My favorite book growing up was Juniper by Monica Furlong. It was the first fanasy book i ever read and I still own a copy of it. It is about a Cornish Princess who is sent to learn Magic in case her parent's do not have a son to take the throne.

message 47: by Ken (new)

Ken Jgerstenblatt -- Speak and The Giver are wise choices.

I read the first 20 pp. of Diary of a Part-Time Indian and they left me cold. Dairy Queen was OK. It's a slow start (my 8th graders who stick with it like it, but no one is ga-ga over it).

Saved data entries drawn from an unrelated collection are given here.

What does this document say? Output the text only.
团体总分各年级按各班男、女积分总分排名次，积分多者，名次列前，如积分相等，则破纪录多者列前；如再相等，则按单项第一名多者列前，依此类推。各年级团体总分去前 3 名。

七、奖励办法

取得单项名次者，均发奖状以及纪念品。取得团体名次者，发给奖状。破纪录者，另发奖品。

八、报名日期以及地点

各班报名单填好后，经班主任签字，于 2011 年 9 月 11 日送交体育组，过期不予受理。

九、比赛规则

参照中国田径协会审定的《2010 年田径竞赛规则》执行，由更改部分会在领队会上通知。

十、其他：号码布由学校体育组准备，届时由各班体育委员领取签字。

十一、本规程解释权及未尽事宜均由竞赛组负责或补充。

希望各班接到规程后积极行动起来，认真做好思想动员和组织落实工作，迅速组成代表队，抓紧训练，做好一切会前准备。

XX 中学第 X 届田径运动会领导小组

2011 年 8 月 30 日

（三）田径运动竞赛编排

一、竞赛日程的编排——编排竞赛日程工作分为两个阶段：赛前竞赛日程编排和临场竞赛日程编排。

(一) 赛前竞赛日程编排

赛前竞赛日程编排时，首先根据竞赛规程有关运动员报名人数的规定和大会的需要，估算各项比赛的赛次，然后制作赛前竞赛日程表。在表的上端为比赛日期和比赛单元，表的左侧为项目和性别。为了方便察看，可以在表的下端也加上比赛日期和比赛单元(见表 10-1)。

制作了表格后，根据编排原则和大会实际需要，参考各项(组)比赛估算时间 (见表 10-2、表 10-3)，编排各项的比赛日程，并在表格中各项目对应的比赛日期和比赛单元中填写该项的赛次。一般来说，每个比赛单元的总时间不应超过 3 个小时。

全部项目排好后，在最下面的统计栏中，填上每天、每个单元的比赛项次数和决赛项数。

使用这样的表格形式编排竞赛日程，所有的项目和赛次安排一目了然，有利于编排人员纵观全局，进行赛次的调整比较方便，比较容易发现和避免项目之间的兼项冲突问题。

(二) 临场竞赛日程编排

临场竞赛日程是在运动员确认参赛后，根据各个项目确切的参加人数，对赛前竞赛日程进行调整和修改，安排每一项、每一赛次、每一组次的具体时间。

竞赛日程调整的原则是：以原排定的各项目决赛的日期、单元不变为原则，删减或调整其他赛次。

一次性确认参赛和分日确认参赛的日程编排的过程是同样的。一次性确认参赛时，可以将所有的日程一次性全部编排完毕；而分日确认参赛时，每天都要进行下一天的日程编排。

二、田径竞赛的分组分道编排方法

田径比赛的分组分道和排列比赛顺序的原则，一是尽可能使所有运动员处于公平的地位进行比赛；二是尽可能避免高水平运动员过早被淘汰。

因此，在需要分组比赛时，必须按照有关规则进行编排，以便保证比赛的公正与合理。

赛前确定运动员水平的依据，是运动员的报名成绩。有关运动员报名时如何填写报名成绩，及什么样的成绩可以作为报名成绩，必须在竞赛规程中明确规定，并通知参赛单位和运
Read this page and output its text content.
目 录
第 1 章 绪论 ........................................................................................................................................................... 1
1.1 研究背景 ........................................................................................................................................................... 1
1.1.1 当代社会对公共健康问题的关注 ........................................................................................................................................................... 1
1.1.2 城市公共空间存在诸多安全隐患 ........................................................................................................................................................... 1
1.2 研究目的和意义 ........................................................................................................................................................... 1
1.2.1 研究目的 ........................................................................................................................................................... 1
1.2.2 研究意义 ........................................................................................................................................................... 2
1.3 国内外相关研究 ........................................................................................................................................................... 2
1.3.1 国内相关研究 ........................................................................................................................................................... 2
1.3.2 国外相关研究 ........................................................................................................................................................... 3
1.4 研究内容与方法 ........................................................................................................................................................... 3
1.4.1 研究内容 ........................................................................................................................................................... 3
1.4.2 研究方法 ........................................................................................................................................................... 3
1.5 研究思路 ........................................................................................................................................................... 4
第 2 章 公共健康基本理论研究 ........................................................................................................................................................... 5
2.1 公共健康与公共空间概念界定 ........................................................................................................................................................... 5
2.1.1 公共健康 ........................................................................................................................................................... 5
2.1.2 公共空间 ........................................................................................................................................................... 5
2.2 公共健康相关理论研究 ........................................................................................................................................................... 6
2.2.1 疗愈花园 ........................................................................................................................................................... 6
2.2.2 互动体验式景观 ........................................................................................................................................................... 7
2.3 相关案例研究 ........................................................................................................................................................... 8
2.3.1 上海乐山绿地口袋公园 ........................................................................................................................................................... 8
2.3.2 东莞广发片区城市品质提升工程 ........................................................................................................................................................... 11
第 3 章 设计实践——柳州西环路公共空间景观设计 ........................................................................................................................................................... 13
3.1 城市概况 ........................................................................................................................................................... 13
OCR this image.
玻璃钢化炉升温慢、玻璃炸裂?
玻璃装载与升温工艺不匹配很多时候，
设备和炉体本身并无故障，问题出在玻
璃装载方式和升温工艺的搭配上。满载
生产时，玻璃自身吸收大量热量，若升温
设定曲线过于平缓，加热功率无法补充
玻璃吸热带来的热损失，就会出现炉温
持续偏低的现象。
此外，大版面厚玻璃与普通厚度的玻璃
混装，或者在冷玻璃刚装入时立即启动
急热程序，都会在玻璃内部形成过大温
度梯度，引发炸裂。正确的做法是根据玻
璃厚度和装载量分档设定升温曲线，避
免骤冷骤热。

I reviewed The Wednesday Wars, so I won't go over it all again here.

Goose Girl the girls are liking!

message 48: by Alexandra (new)

Alexandra Elisabeth, I really enjoyed Sorcery and Cecelia. I recently learned there are two sequels. I've read the 2nd book and enjoyed it, haven't read the third yet.

I first "discovered" Patricia C. Wrede with her Lyra novels (fantasy), the first is Daughter of Witches. I really loved those.

message 49: by [deleted user] (new)

My favorite YA book would have to be Twilight by Stephenie Meyer. I love the way she does Bella's charater. Bella's just a normal girl (in ways). She's a klutz (like me), she blushes even when she tries not to (like me), she loves to read (hey, just like me also), and she's kinda in love with a vampire (oh, shoot! Not like me).

message 50: by elissa (new)

elissa (librarianbodyworkerelissa) | 16 comments Jgerstenblatt~I love PART-TIME INDIAN, too! It's on my 2007favorites shelf, along with a bunch of other books that came out last year that I love.